Third, Sherman appears to be pursuing the same claims against Defendants Caputo and Keith in this case as he is in case no. 3:23-cv-664-BJD- MCR (M.D. Fla.). Sherman cannot pursue the same claims in two separate cases. A review of the earlier-filed case reflects that a case management and
scheduling order was recently entered, and Sherman’s Eighth Amendment
3 Bivens v. Six Unknown Agents of Fed. Bureau of Narcotics, 403 U.S. 388 (1971). 8
excessive force claim against Caputo and Keith is proceeding. Thus, Sherman may continue prosecuting that claim in that case. Fourth, to the extent Sherman is suing Warden Polk for failing to investigate the use of force against him, his allegations are entirely conclusory.

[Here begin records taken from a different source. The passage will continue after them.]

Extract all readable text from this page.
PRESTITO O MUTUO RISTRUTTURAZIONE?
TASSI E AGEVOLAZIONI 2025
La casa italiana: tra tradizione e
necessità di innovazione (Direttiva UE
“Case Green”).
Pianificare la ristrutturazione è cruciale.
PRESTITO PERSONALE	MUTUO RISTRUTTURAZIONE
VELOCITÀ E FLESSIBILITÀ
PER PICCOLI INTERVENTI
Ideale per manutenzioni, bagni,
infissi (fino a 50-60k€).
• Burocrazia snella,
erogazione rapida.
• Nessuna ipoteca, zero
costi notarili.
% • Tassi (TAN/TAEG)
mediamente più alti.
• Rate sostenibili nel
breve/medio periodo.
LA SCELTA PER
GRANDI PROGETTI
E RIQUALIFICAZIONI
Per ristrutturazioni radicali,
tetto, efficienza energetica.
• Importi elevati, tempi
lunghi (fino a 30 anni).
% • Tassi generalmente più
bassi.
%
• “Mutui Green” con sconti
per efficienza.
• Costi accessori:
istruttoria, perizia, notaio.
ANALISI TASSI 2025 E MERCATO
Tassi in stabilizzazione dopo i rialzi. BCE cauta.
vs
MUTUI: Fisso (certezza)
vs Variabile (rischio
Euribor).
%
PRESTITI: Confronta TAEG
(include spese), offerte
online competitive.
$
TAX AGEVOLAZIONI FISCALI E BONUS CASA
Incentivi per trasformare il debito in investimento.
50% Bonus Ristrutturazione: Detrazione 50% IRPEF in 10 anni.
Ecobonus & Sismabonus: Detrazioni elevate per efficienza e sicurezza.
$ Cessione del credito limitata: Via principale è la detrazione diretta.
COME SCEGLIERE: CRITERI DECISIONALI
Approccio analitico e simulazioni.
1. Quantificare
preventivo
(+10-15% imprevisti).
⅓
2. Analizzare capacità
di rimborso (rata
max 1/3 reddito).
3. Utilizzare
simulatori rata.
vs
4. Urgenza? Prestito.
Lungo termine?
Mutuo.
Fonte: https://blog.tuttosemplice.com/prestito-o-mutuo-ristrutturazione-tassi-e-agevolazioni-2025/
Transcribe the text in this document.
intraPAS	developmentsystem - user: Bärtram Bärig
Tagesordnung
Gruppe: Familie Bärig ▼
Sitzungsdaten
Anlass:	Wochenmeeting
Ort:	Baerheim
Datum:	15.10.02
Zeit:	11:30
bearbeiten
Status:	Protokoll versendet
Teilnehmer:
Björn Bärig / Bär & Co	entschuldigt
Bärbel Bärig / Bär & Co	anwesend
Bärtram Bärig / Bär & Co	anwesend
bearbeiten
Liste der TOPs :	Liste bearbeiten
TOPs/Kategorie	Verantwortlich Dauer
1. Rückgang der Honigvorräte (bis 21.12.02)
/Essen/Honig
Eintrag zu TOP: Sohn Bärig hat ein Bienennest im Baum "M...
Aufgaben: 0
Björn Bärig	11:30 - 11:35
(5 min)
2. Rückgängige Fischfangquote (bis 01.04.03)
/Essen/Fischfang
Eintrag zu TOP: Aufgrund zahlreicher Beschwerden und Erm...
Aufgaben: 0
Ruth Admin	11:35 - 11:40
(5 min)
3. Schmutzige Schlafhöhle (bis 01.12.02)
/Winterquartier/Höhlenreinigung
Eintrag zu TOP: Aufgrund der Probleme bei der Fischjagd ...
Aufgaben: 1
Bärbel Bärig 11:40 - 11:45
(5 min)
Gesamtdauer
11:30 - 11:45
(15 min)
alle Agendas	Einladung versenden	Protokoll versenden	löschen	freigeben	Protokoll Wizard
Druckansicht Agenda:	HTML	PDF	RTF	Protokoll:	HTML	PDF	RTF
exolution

Notably, in Sherman’s earlier-filed civil rights case regarding this incident, this Court dismissed Sherman’s “bare-bones allegation that Polk . . . failed to investigate the use of force.” Order of Dismissal Without Prejudice (Doc. 14), No. 3:23-cv-664. Sherman fails to present sufficient factual allegations to state
a plausible claim for relief against Polk in this case. Similarly, Sherman’s allegations against Defendants Ashley, Levai, Willis, and Nurse Jane Doe are devoid of sufficient facts to state plausible claims for relief. Sherman simply contends that Ashley “did 3 rounds” of
chemical agents on him. But the Eleventh Circuit has long recognized chemical agents as an acceptable non-lethal use of force so long as a valid penological reason supports such force. See Sconiers v. Lockhart, 946 F.3d 1256, 1264 (11th Cir. 2020); Thomas v. Bryant, 614 F.3d 1288, 1310-11 (11th Cir. 2010); Danley
v. Allen, 540 F.3d 1298, 1306 (11th Cir. 2008), overruled on other grounds as recognized by Randall v. Scott, 610 F.3d 701, 709-10 (11th Cir. 2010).
Sherman’s allegation against Ashley, without more, is insufficient to state a plausible Eighth Amendment claim. As to Defendants Levai and Willis, Sherman’s contentions that they “premeditated” an attempt “to murder” him and that Willis tampered with the
camera footage by blocking the camera’s view are entirely conclusory and fail to rise to the level of a constitutional violation. Complaint at 5. Finally, as to Nurse Jane Doe, Sherman contends that despite seeing his injuries, she failed to document them because she was scared of losing her job. Id. These
allegations do not plausibly suggest that the Nurse acted with “subjective recklessness” such that she could be found liable under the Eighth Amendment. Wade v. McDade, 106 F.4th 1251, 1253 (11th Cir. 2024) (holding that “in addition to an ‘objectively serious’ deprivation, a deliberate-
indifference plaintiff must show that the defendant acted with ‘subjective recklessness as used in the criminal law,’ and that in order to do so, the plaintiff must demonstrate that the defendant actually knew that his conduct—his own acts or omissions—put the plaintiff at substantial risk of
serious harm” (internal citation omitted)). In light of the foregoing, this case will be dismissed without prejudice. Sherman’s claims against Defendants Polk, the FBI, Levai, Willis, Ashley, and Nurse Jane Doe are dismissed without prejudice for Sherman’s failure to state 10 a plausible claim. As to Defendants Caputo and Keith, Sherman may continue pursuing his Eighth Amendment claim against them in Case No. 3:23-cv-664. Accordingly, it is ORDERED: 1. This case is DISMISSED without prejudice. 2. The Clerk of Court shall enter judgment dismissing this case without prejudice, terminate any pending motions, and close the file. DONE AND ORDERED at Jacksonville, Florida, this 244 day of February, 2025.